Doctor: I’m just waiting for your x-ray.
Me: But I’ve never dated anyone called Ray.
Doctor: And we might do a brain scan.
If a cop is arresting you, just play the national anthem, he’ll be forced to stand still for the whole thing while you get away
Me: did you accidentally shrink my clothes?
Wife: why do you ask?
Me: my t-shirts and jeans don’t fit anymore.
Wife: it’s probably cause of all the muscle you’ve put on recently.
Me: oh yeah [putting four corn dogs in the microwave] you’re probably right.
Fitness tip: It’s absolutely crucial to take “rest days” when working out so you don’t get hurt.
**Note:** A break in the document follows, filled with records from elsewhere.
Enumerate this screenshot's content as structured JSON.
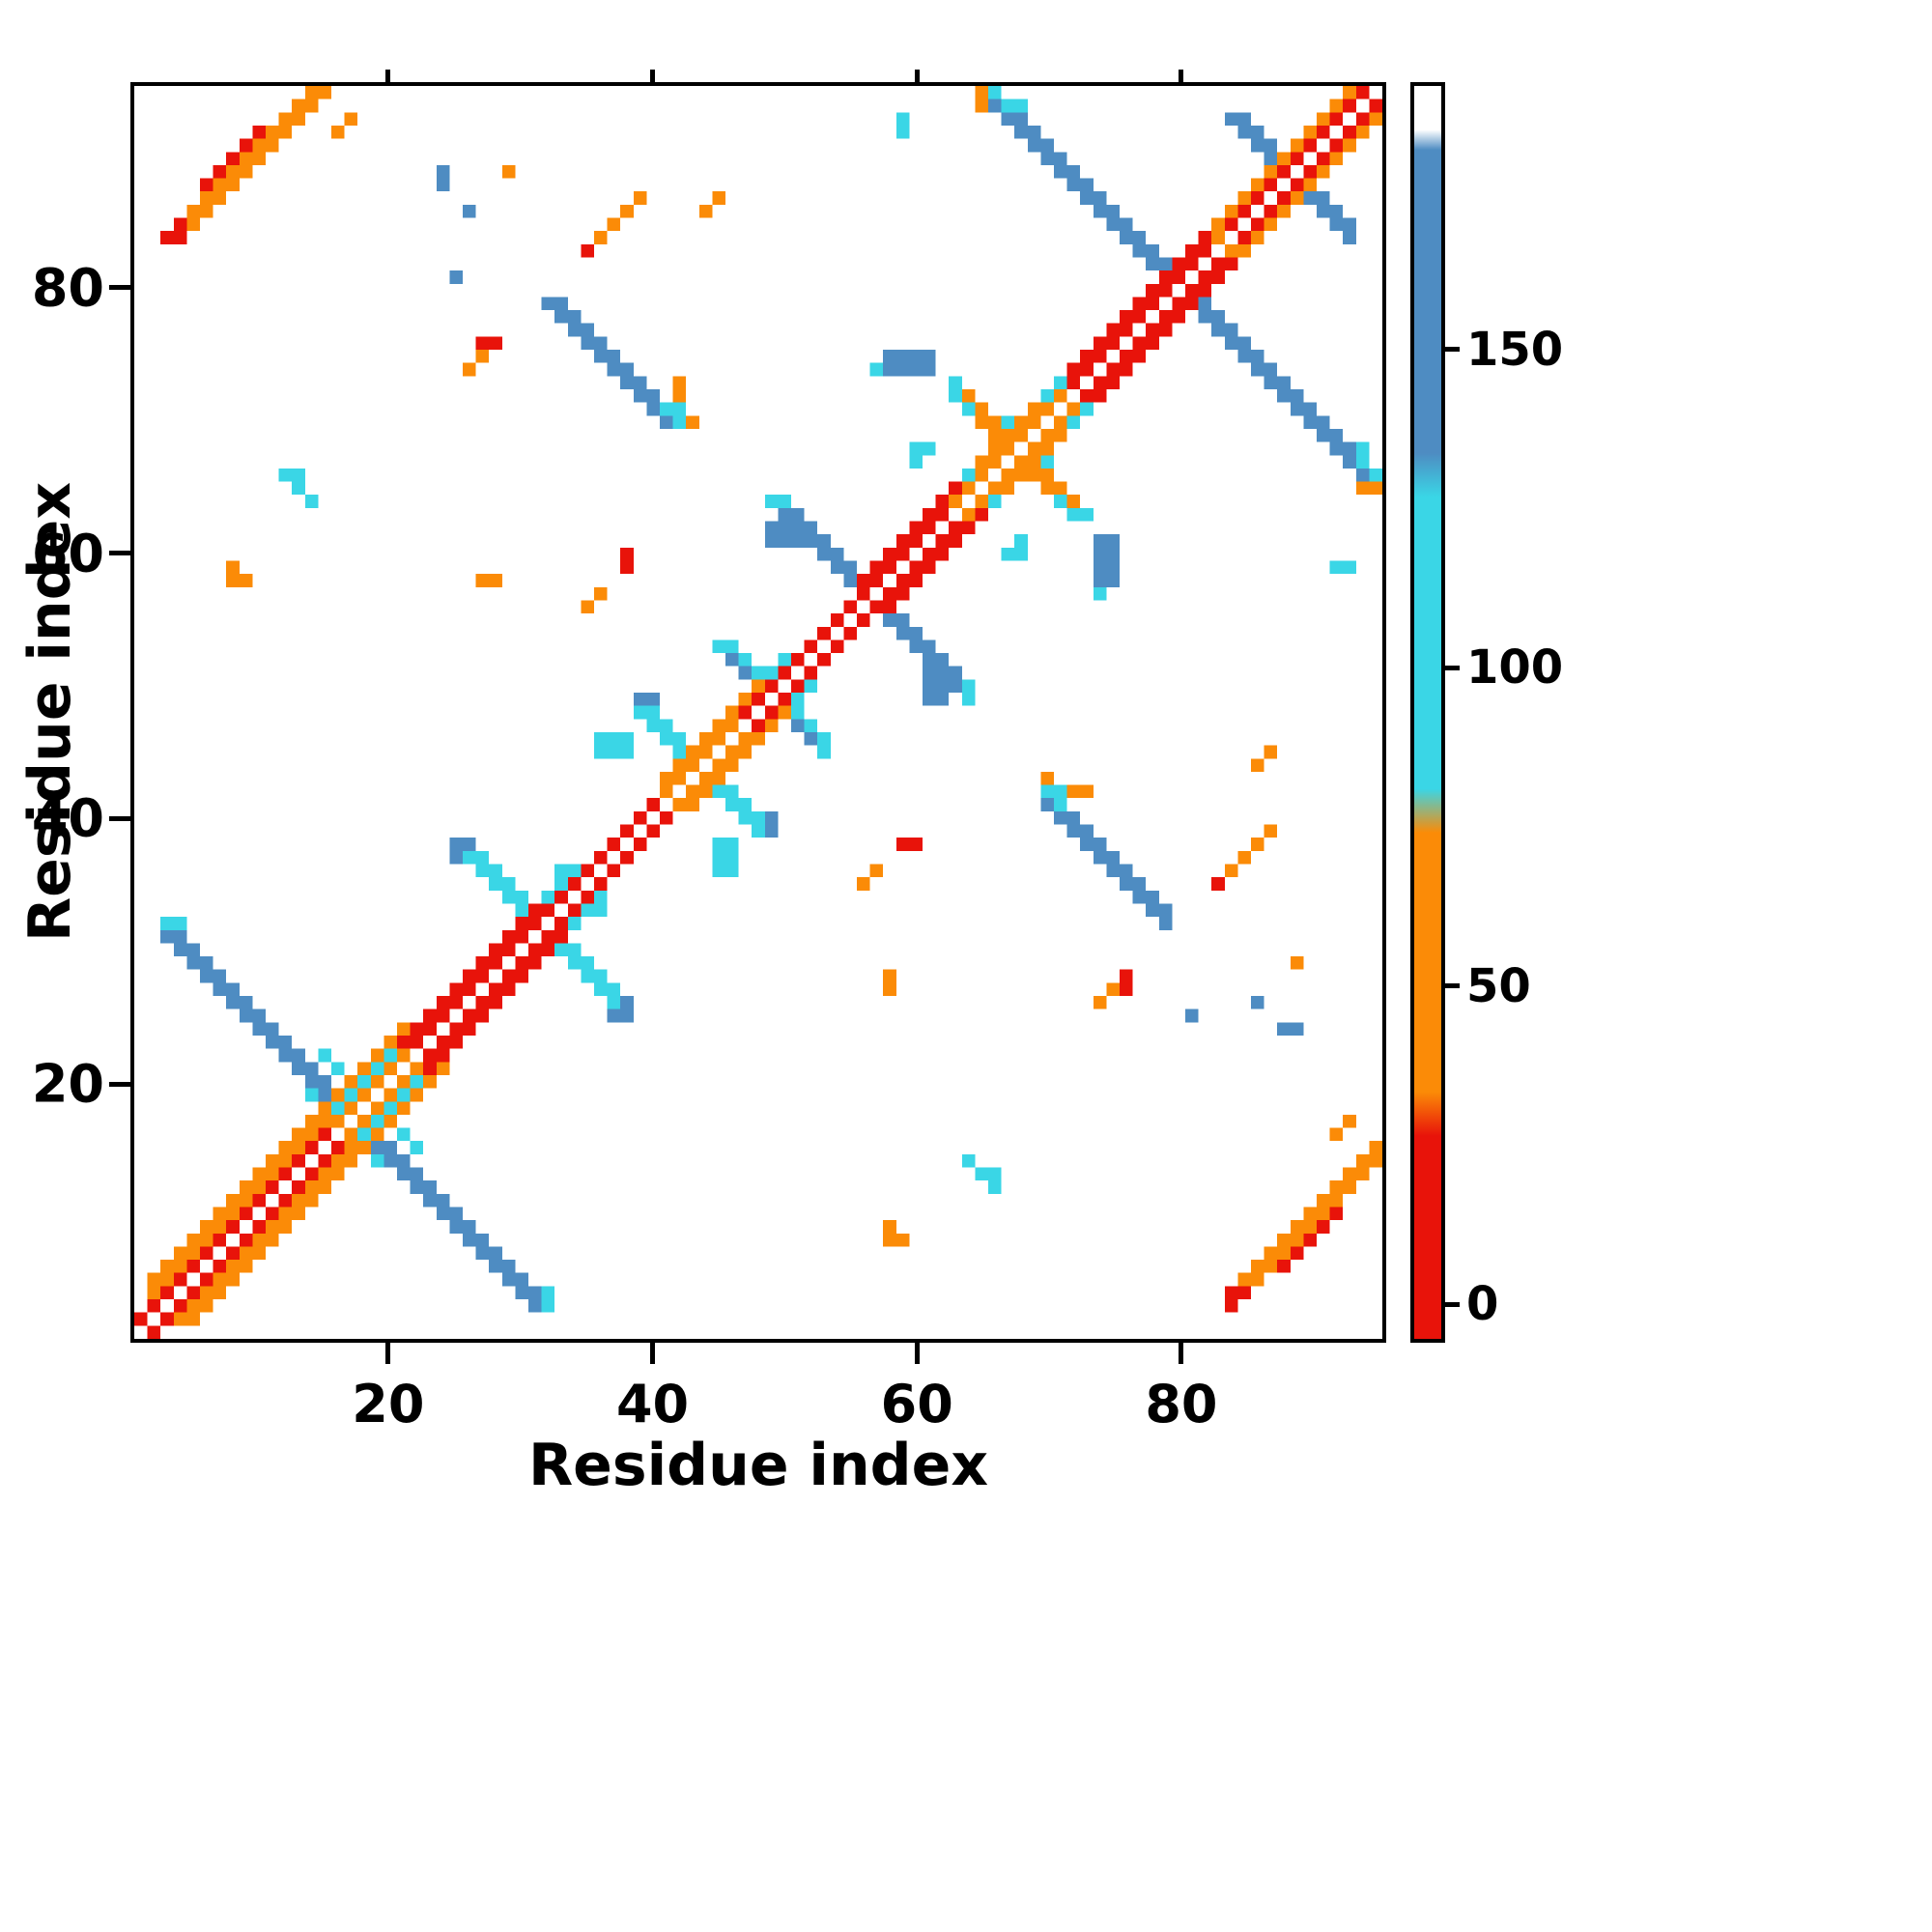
{
  "axes": {
    "x_label": "Residue index",
    "y_label": "Residue index",
    "x_ticks": [
      20,
      40,
      60,
      80
    ],
    "y_ticks": [
      20,
      40,
      60,
      80
    ]
  },
  "colorbar": {
    "ticks": [
      0,
      50,
      100,
      150
    ],
    "vmin": -6,
    "vmax": 192,
    "gradient_stops": [
      [
        0.0,
        "#e8130a"
      ],
      [
        0.162,
        "#e8130a"
      ],
      [
        0.197,
        "#fb8b07"
      ],
      [
        0.404,
        "#fb8b07"
      ],
      [
        0.439,
        "#3ad6e6"
      ],
      [
        0.672,
        "#3ad6e6"
      ],
      [
        0.707,
        "#4e8cc2"
      ],
      [
        0.949,
        "#4e8cc2"
      ],
      [
        0.965,
        "#ffffff"
      ],
      [
        1.0,
        "#ffffff"
      ]
    ]
  },
  "chart_data": {
    "type": "heatmap",
    "title": "",
    "xlabel": "Residue index",
    "ylabel": "Residue index",
    "n": 95,
    "x_range": [
      1,
      95
    ],
    "y_range": [
      1,
      95
    ],
    "background": "#ffffff",
    "diagonal_color": "#ffffff",
    "symmetric": true,
    "description": "Symmetric residue-residue contact map; colored by value per colorbar (red ~0, orange ~50, cyan ~100, blue ~150, white = no contact). Features are mirrored across the main diagonal; exact diagonal cells are white.",
    "palette": {
      "red": {
        "hex": "#e8130a",
        "approx_value": 10
      },
      "orange": {
        "hex": "#fb8b07",
        "approx_value": 50
      },
      "cyan": {
        "hex": "#3ad6e6",
        "approx_value": 100
      },
      "blue": {
        "hex": "#4e8cc2",
        "approx_value": 155
      },
      "none": {
        "hex": "#ffffff",
        "approx_value": null
      }
    },
    "features": [
      {
        "kind": "anti",
        "x": 3,
        "y": 31,
        "len": 13,
        "t": 2,
        "c": "blue"
      },
      {
        "kind": "cells",
        "pts": [
          [
            3,
            32
          ],
          [
            4,
            32
          ],
          [
            14,
            19
          ],
          [
            15,
            18
          ]
        ],
        "c": "cyan"
      },
      {
        "kind": "anti",
        "x": 15,
        "y": 22,
        "len": 4,
        "t": 1,
        "c": "cyan"
      },
      {
        "kind": "anti",
        "x": 26,
        "y": 37,
        "len": 7,
        "t": 2,
        "c": "cyan"
      },
      {
        "kind": "cells",
        "pts": [
          [
            25,
            37
          ],
          [
            25,
            38
          ],
          [
            26,
            38
          ]
        ],
        "c": "blue"
      },
      {
        "kind": "rect",
        "x": 33,
        "y": 34,
        "w": 1,
        "h": 3,
        "c": "cyan"
      },
      {
        "kind": "anti",
        "x": 32,
        "y": 79,
        "len": 10,
        "t": 2,
        "c": "blue"
      },
      {
        "kind": "cells",
        "pts": [
          [
            41,
            71
          ],
          [
            42,
            70
          ],
          [
            42,
            71
          ]
        ],
        "c": "cyan"
      },
      {
        "kind": "cells",
        "pts": [
          [
            26,
            74
          ],
          [
            27,
            75
          ],
          [
            42,
            72
          ],
          [
            42,
            73
          ],
          [
            43,
            70
          ]
        ],
        "c": "orange"
      },
      {
        "kind": "cells",
        "pts": [
          [
            27,
            76
          ],
          [
            28,
            76
          ]
        ],
        "c": "red"
      },
      {
        "kind": "anti",
        "x": 39,
        "y": 48,
        "len": 8,
        "t": 2,
        "c": "cyan"
      },
      {
        "kind": "rect",
        "x": 36,
        "y": 45,
        "w": 3,
        "h": 2,
        "c": "cyan"
      },
      {
        "kind": "cells",
        "pts": [
          [
            39,
            49
          ],
          [
            40,
            49
          ]
        ],
        "c": "blue"
      },
      {
        "kind": "anti",
        "x": 45,
        "y": 53,
        "len": 5,
        "t": 2,
        "c": "cyan"
      },
      {
        "kind": "cells",
        "pts": [
          [
            46,
            52
          ],
          [
            47,
            51
          ]
        ],
        "c": "blue"
      },
      {
        "kind": "anti",
        "x": 50,
        "y": 63,
        "len": 11,
        "t": 2,
        "c": "blue"
      },
      {
        "kind": "rect",
        "x": 49,
        "y": 61,
        "w": 3,
        "h": 2,
        "c": "blue"
      },
      {
        "kind": "cells",
        "pts": [
          [
            49,
            64
          ],
          [
            50,
            64
          ]
        ],
        "c": "cyan"
      },
      {
        "kind": "anti",
        "x": 63,
        "y": 72,
        "len": 7,
        "t": 2,
        "c": "orange"
      },
      {
        "kind": "cells",
        "pts": [
          [
            63,
            72
          ],
          [
            64,
            71
          ],
          [
            63,
            73
          ],
          [
            67,
            70
          ]
        ],
        "c": "cyan"
      },
      {
        "kind": "cells",
        "pts": [
          [
            60,
            67
          ],
          [
            60,
            68
          ],
          [
            61,
            68
          ]
        ],
        "c": "cyan"
      },
      {
        "kind": "anti",
        "x": 66,
        "y": 94,
        "len": 13,
        "t": 2,
        "c": "blue"
      },
      {
        "kind": "cells",
        "pts": [
          [
            66,
            95
          ],
          [
            67,
            94
          ],
          [
            68,
            94
          ]
        ],
        "c": "cyan"
      },
      {
        "kind": "cells",
        "pts": [
          [
            65,
            95
          ],
          [
            65,
            94
          ]
        ],
        "c": "orange"
      },
      {
        "kind": "anti",
        "x": 84,
        "y": 93,
        "len": 4,
        "t": 2,
        "c": "blue"
      },
      {
        "kind": "diag",
        "x": 3,
        "y": 84,
        "len": 12,
        "t": 2,
        "c": "orange"
      },
      {
        "kind": "diag",
        "x": 6,
        "y": 88,
        "len": 5,
        "t": 1,
        "c": "red"
      },
      {
        "kind": "cells",
        "pts": [
          [
            3,
            84
          ],
          [
            4,
            85
          ],
          [
            4,
            84
          ]
        ],
        "c": "red"
      },
      {
        "kind": "cells",
        "pts": [
          [
            16,
            92
          ],
          [
            17,
            93
          ]
        ],
        "c": "orange"
      },
      {
        "kind": "cells",
        "pts": [
          [
            8,
            58
          ],
          [
            8,
            59
          ],
          [
            9,
            58
          ]
        ],
        "c": "orange"
      },
      {
        "kind": "cells",
        "pts": [
          [
            13,
            65
          ],
          [
            14,
            64
          ],
          [
            12,
            66
          ],
          [
            13,
            66
          ]
        ],
        "c": "cyan"
      },
      {
        "kind": "cells",
        "pts": [
          [
            24,
            88
          ],
          [
            24,
            89
          ],
          [
            26,
            86
          ],
          [
            25,
            81
          ]
        ],
        "c": "blue"
      },
      {
        "kind": "diag",
        "x": 36,
        "y": 84,
        "len": 4,
        "t": 1,
        "c": "orange"
      },
      {
        "kind": "cells",
        "pts": [
          [
            35,
            83
          ]
        ],
        "c": "red"
      },
      {
        "kind": "cells",
        "pts": [
          [
            44,
            86
          ],
          [
            45,
            87
          ],
          [
            29,
            89
          ]
        ],
        "c": "orange"
      },
      {
        "kind": "cells",
        "pts": [
          [
            35,
            56
          ],
          [
            36,
            57
          ],
          [
            27,
            58
          ],
          [
            28,
            58
          ]
        ],
        "c": "orange"
      },
      {
        "kind": "cells",
        "pts": [
          [
            38,
            59
          ],
          [
            38,
            60
          ]
        ],
        "c": "red"
      },
      {
        "kind": "rect",
        "x": 58,
        "y": 74,
        "w": 4,
        "h": 2,
        "c": "blue"
      },
      {
        "kind": "cells",
        "pts": [
          [
            57,
            74
          ]
        ],
        "c": "cyan"
      },
      {
        "kind": "cells",
        "pts": [
          [
            59,
            92
          ],
          [
            59,
            93
          ]
        ],
        "c": "cyan"
      },
      {
        "kind": "band",
        "a": 2,
        "b": 21,
        "hw": 3,
        "c": "orange"
      },
      {
        "kind": "band",
        "a": 41,
        "b": 50,
        "hw": 2,
        "c": "orange"
      },
      {
        "kind": "band",
        "a": 63,
        "b": 72,
        "hw": 2,
        "c": "orange"
      },
      {
        "kind": "band",
        "a": 82,
        "b": 95,
        "hw": 2,
        "c": "orange"
      },
      {
        "kind": "band",
        "a": 16,
        "b": 21,
        "hw": 2,
        "c": "cyan"
      },
      {
        "kind": "band",
        "a": 29,
        "b": 34,
        "hw": 2,
        "c": "cyan"
      },
      {
        "kind": "band",
        "a": 1,
        "b": 16,
        "hw": 1,
        "c": "red"
      },
      {
        "kind": "band",
        "a": 21,
        "b": 31,
        "hw": 2,
        "c": "red"
      },
      {
        "kind": "band",
        "a": 31,
        "b": 41,
        "hw": 1,
        "c": "red"
      },
      {
        "kind": "band",
        "a": 46,
        "b": 56,
        "hw": 1,
        "c": "red"
      },
      {
        "kind": "band",
        "a": 56,
        "b": 63,
        "hw": 2,
        "c": "red"
      },
      {
        "kind": "band",
        "a": 72,
        "b": 82,
        "hw": 2,
        "c": "red"
      },
      {
        "kind": "band",
        "a": 84,
        "b": 95,
        "hw": 1,
        "c": "red"
      },
      {
        "kind": "band",
        "a": 16,
        "b": 21,
        "hw": 1,
        "c": "orange"
      },
      {
        "kind": "band",
        "a": 41,
        "b": 46,
        "hw": 1,
        "c": "orange"
      },
      {
        "kind": "band",
        "a": 63,
        "b": 70,
        "hw": 1,
        "c": "orange"
      },
      {
        "kind": "cells",
        "pts": [
          [
            70,
            72
          ],
          [
            71,
            73
          ],
          [
            64,
            66
          ],
          [
            49,
            51
          ],
          [
            50,
            52
          ]
        ],
        "c": "cyan"
      }
    ]
  }
}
I’ve recently taken over 300 of them.
Is it just me, or are fewer and fewer mustachioed cads tying women to the train tracks these days?
[getting yelled at by a stranger] whatever you’re just mad because i’m in your chimney
People on the Internet always trigger my restless-fists syndrome.
Apparently there is a mountain high enough.
Actions speak louder than words when you smack someone in the back of the head with a shovel
I’m gonna start selling supplements that make you less healthy. Call them Smiteamins.
Rich people’s advice basically is like: Go be rich and follow your dreams while saving 90% of your salary
Afraid to fly? It’s perfectly safe except that air traffic controllers are all gov’t employees forced to work the holidays.
Merry Xmas.
Getting a cat is SO much easier. Go outside. Put cat food out. Pet whatever comes to eat it. Best 30 raccoons I’ve ever had. Also rabies.
My therapist said that I needed to find healthier ways of expressing my anger.
So I decided to jog home after setting fire to my ex’s car.
“I bought a new car!”
Whoa that’s a lemon, how much did you pay?
“Only $3,200”
Dude it’s literally a piece of fruit
“Damn….not again”
As sorry as I feel for the man, I think the real victim was the guy who had to count the bees
Everybody’s big on freedom until they find you passed out naked on their boat
Fall is here! I can finally start burning my pumpkin cinnamon cupcake cranberry apple pie walk in the snow vanilla snickerdoodle flannel scented candle without feeling like a psychopath
RIGHT?
Me: I had a bad upbringing & now I’m worried I’ll be a terrible father
Therapist: how many kids do you have?